All of the advertising figures interviewed in "Copy" are in The One Club's Creative Hall of Fame, according to Warlick. "These people are very, very private," she pointed out. "These were very rare interviews. They are totally inundated with requests (from) people seeking jobs and (from) clients and they have to retain a certain amount of privacy to keep their sense of self."

"Advertising is anonymous, which is kind of interesting," Pray observed. "It's the one art form where you don't put your name on it."
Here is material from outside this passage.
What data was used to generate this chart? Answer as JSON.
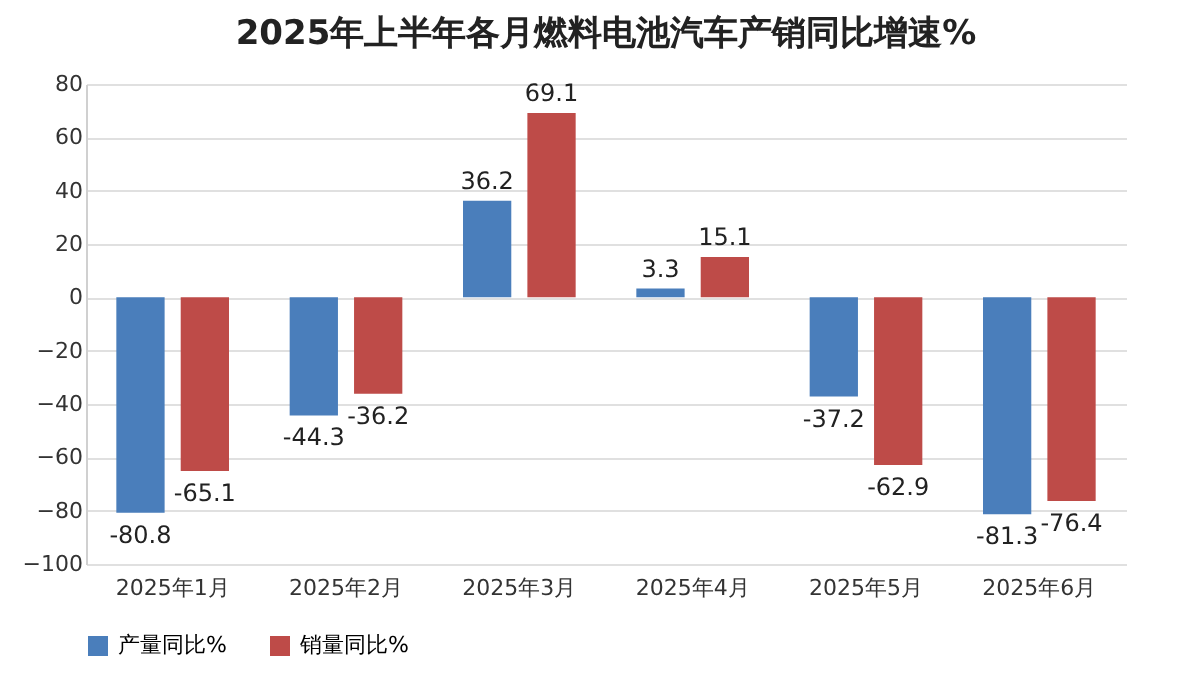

"And that's the whole purpose of the Creative Hall of Fame," Warlick said. "It's a lifetime achievement (award) for a few really special individuals. It's a very, very difficult process (of creating) for these people, but they just extend themselves every day. I mean, sure it is for commerce, but it's no less creative than many other fine arts that get recognized. As (someone has) said, 'It's art for commerce.'"

We're living now with a heightened sense of awareness of advertising thanks to the success of "Mad Men," which won the Golden Globe for best television series-drama in both 2008 and '09 and most recently won the Screen Actors Guild's award for best drama series ensemble. "We've been working on this film for over four years," Warlick said. "I think the time is right for us right now. Everybody seems to be very polemic about 'Mad Men.'"

"I've had some people say, 'Oh, of course, you're doing something on advertising because of 'Mad Men,'" Pray added. "What's funny is that (with) the people in the movie who came up to Sundance -- we had five or six of them up there at the premiere -- the first question from the audience was, What do you guys think about 'Mad Men?'"

How did they respond? "Almost to a name they basically felt that, first of all, 'It's not about advertising. It's just a great series," he replied. " In other words, they respected it as a show (and) as drama quite a lot, but not one of them thought it had anything to do with advertising in the sense of, 'This isn't really how we work. This isn't what we do.' It's kind of reflecting almost the old school of advertising that the Creative Revolution did away with or tried to. It was interesting (that) they were quite defensive on that point. Maybe as the series goes further into the '60s and '70s they'll start seeing themselves more."

"I think that they do agree that's what they were revolting against," Warlick noted.

"Our movie is about the Creative Revolution, which is largely attributed to Doyle Dane Bernbach and Bill Bernbach especially, and the people who are influenced by that," Pray explained. "A few people have asked, 'How come David Ogilvy's not in the movie? Or how come Leo Burnett and other major names in advertising history (aren't included)?' The fact is it's pretty simple and it also reflects who's still living in The One Club Hall of Fame, as well, which is sort of a separate issue. Obviously, it's hard to interview people who are deceased. But, the way I've looked at it is, this film starts where the Creative Revolution started.

"You have some people in the movie like George Lois ('I Want My MTV'), Mary Wells ('I Love New York') and Phyllis Robinson (Polaroid, Clairol, Levy's Bread) who are right in the dead center of that revolution. And then you have the people who were inspired by them. So you meet some of the West Coast people like Hal Riney, who started in San Francisco, and Lee Clow, who was out in L.A. with Chiat Day. Every person in the movie you can trace to that (Creative Revolution)."

Looking back at the film's interviews, Pray told me, "The one interview that really stands out to me is the Hal Riney interview -- not just because he died in April, but there's something about some of these interviews where (people like Riney) had never been interviewed before and they just kind of unloaded on my camera. It was so special. There was something really rare about having time with them and having them step back for the first time ever and really talk."